Monday, Mar. 28, 1955

Surrealized Zombie

With all the solemnity of a high court rendering judgment, the handful of loyal surrealists who still rally round Poet Andre Breton, 59, intoned a malediction on one of their founding members, then relegated him to the ranks of the living dead. The victim: Painter Max Ernst, 63, whose dreamscapes haunted with women in birds' plumage, boilerplate elephants and the carnage of dismembered mannequins long kept him in the surrealist van. His crime: winning first prize in last year's Venice Biennale (TIME, June 28).

Beyond the Pale. The verdict, published in the current issue of surrealism's official magazine Medium, recited Ernst's sins in surrealist detail. "Understanding that Max Ernst won the First Prize for Painting at the Venice Biennale, and that under the circumstances one cannot even allow that he was the winner of a competition, since a separate pavilion had been placed at his disposal . . . thus affording evidence that this official recognition was preconceived, and could not have been so well arranged if it had not been obstinately schemed for, "That, an old Dadaist and Surrealist from the very start ... he has [now] renounced in the most flagrant manner the nonconformism and the revolutionary spirit that he previously embraced.

"That as signer of most of the [principal] collective texts ... he has long shown himself to be among those most merciless toward any kind of divergence or defection,

"That in assuming such 'honors,' he blithely sacrifices for his material interests .. . the superior interests of the spirit . . .

"[We] consider that Max Ernst has placed himself outside Surrealism, and decree that whatever he undertakes in the future will no longer interest [us].''

It was the most sensational expulsion since Salvador Dali (whose name surrealists still anagram as "Avida Dollars") was kicked out in 1935 for commercialism. It left surrealism, once the rage of the 1920s and 1930s, with scarcely a recognizable name to call its own.

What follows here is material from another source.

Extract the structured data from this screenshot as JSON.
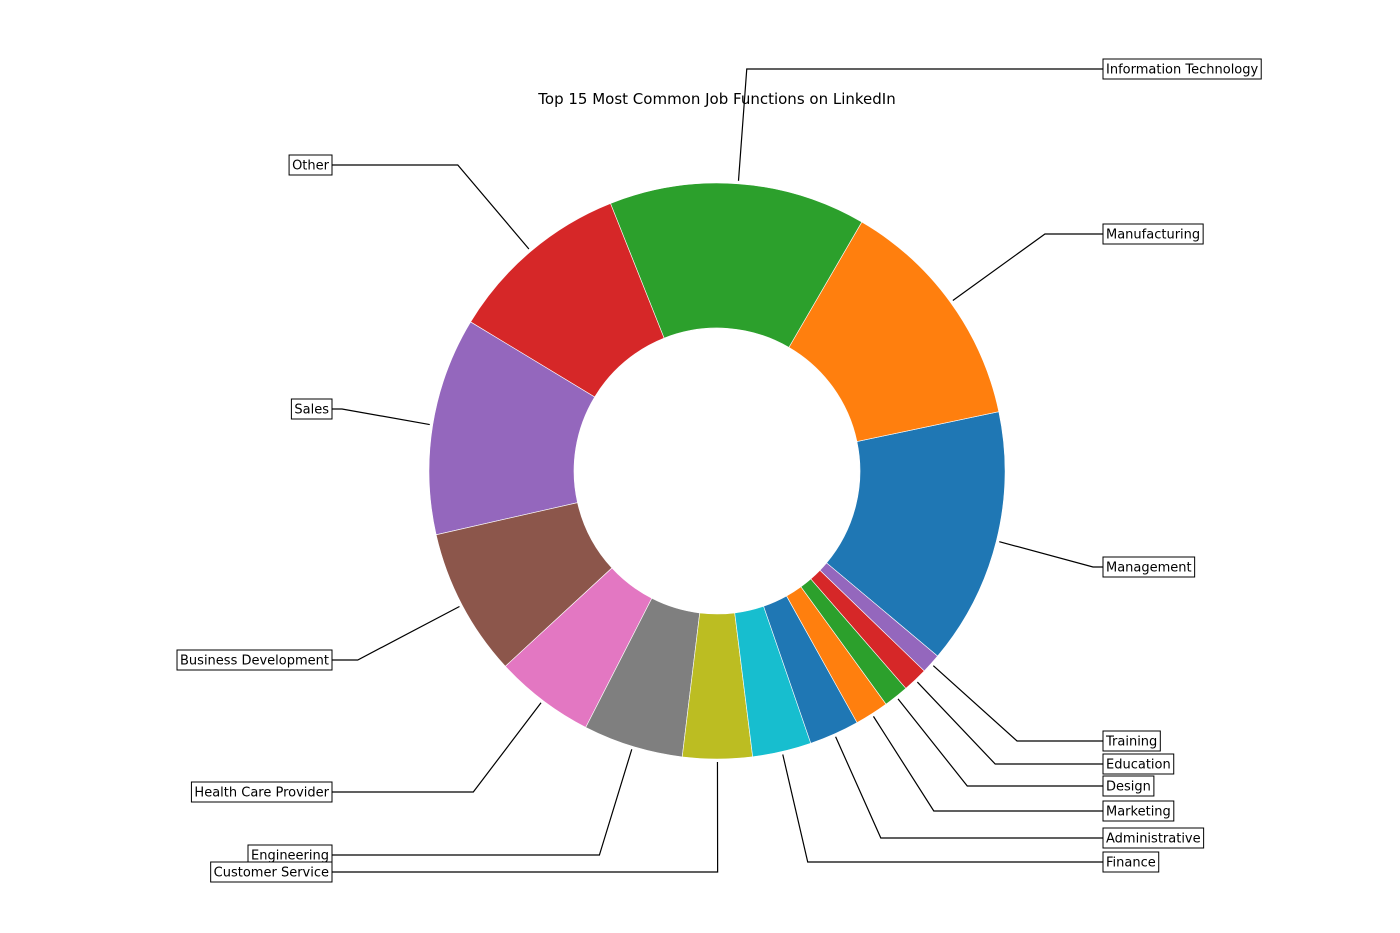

Down the Path. But High Priest Breton was inflexible. In his studio overlooking Paris' Place Pigalle, where he lives surrounded by surrealist mementos (canvases by De Chirico, Picasso and Miro, an obscene Dali and a fading collage by Marcel Duchamp), with tables and shelves covered with crystal balls, African masks and bronze hands, he explained: "We had to take this step because of the younger members. Moreover, the independence of art was at stake." Is surrealism finished? "Definitely not," says Breton. "Surrealism has no age. Goya was a surrealist, so was Dante. But the public has been vaccinated. Nobody starts a riot any more over a surrealist show. But we continue to stick to our fundamental ideas: la poesie, l'amour and la liberte. There is no room among us for those who deviate from this path."

From Huismes, in central France, where he was vacationing last week, old manifesto writer Max Ernst was not long in replying: "I left the surrealist group in 1939 and have never since belonged to it. It seems to me that all those who have made the discoveries and the greatness of surrealism, have over the last 20 years either left or have been 'excluded.' (To name a few: Picabia, Magritte, Giacommeti, Brauner, Tanguy, the artists, and Crevel, Desnes, and Eluard, the poets.) For me, surrealism will continue to be represented by poets such as these, rather than by the mediocrities clinging to the masthead of Andre Breton. No wonder he is lonely! I am sorry for him."